Jacqueline Means, age 15, is excited to announce that she is organizing and hosting a special “Girls Empowerment” event, focused on STEM (science, technology, engineering and mathematics) education. Fifty to 60 girls from the city of Wilmington, whose lives have been adversely impacted by poverty, will be invited to participate in the innovative, fun, and academically inspiring event. The event which will be held November 5th at the Parks & Recreation Municipal Building in Wilmington and the girls will be given free book bags and a tasty, nutritious lunch.
“I want them to believe in themselves,” says Means, “and show them that they can do anything they put their minds to.”
During the event Means will lead the girls in a teamwork-based STEM experiment, and also give them introductory chess lessons. Included in the program is an interactive Anti-Bullying presentation, when Means will share expert tips and strategies for appropriate and healthy social media and online posting behavior. “I love science and am on a mission to encourage more girls of color like myself to enter scientific and technological fields,” Means explains. “Those careers have traditionally been pursued by boys and men, so I want to encourage and inspire girls and show them that they, too, can follow this kind of career path.”
She intends to build upon the momentum of this first event to host similar STEM events every four months.

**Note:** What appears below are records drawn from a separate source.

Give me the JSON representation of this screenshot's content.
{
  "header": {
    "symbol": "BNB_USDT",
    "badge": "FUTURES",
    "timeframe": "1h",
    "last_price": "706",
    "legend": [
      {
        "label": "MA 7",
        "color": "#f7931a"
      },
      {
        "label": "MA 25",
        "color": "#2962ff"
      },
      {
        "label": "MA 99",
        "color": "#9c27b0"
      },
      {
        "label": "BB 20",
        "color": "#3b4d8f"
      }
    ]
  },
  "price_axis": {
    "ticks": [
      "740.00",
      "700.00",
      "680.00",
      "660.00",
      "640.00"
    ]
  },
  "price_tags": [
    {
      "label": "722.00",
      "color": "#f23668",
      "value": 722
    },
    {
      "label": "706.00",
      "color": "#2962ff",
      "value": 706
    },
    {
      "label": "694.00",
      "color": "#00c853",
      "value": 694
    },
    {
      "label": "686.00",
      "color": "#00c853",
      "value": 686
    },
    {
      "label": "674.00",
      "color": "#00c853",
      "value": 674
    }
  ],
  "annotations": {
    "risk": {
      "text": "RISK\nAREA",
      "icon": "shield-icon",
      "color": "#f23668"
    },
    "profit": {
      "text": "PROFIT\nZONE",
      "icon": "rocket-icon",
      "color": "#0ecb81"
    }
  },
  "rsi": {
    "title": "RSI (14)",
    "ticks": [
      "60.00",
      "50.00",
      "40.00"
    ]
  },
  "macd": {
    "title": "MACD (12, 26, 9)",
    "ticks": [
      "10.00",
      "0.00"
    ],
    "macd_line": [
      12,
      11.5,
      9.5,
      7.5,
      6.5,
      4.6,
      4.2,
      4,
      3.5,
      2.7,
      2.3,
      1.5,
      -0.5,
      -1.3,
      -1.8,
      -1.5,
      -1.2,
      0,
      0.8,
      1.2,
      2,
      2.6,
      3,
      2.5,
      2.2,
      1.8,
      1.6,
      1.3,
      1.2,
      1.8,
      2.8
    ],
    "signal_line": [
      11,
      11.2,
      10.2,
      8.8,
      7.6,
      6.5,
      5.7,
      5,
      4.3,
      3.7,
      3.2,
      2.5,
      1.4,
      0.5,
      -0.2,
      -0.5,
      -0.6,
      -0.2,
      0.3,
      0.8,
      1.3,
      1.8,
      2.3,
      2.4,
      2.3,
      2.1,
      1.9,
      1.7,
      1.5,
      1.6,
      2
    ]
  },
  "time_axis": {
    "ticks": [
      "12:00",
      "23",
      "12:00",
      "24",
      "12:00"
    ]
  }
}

Means is already known to many within the community, thanks to her lifelong commitment to volunteerism. In 2015 she co-founded the highly successful nonprofit organization The Wilmington Urban Chess Initiative. At that time she only in middle school, but became inspired when her brother, with whom she co-founded the chess program, involved Means in neighborhood volunteer work at the Neighborhood House charity.
Although chess is great fun, Means explains that it also teaches critical thinking, problem-solving, respect for others, mental focus, goal-setting, and teamwork. Those are skills that are valuable both inside and outside of the classroom, to help kids succeed and make healthier choices in life. The chess program has attracted the attention of grant-funding organizations like the Disney Foundation and key policymakers including the Governor of Delaware and Senator Chris Coons.
As a mentor, guide, and role model for underserved youth, Means says she is always looking for new and different ways to engage other kids in empowering activities. Means found a way last Christmas, when she helped her brother with a toy drive and they distributed 100 new donated toys to underserved kids in the Wilmington community. Another of her passions is cheerleading, and she’s been involved with that since she was three years old.
“Cheerleading, track and field, and gymnastics are great exercise and fun,” Means says, “and they helped me build my confidence and gave me the opportunity to travel and interact with kids from diverse backgrounds, while practicing teamwork together. Now I want to make sure other kids have that same chance, no matter what difficult circumstances they may face in life.”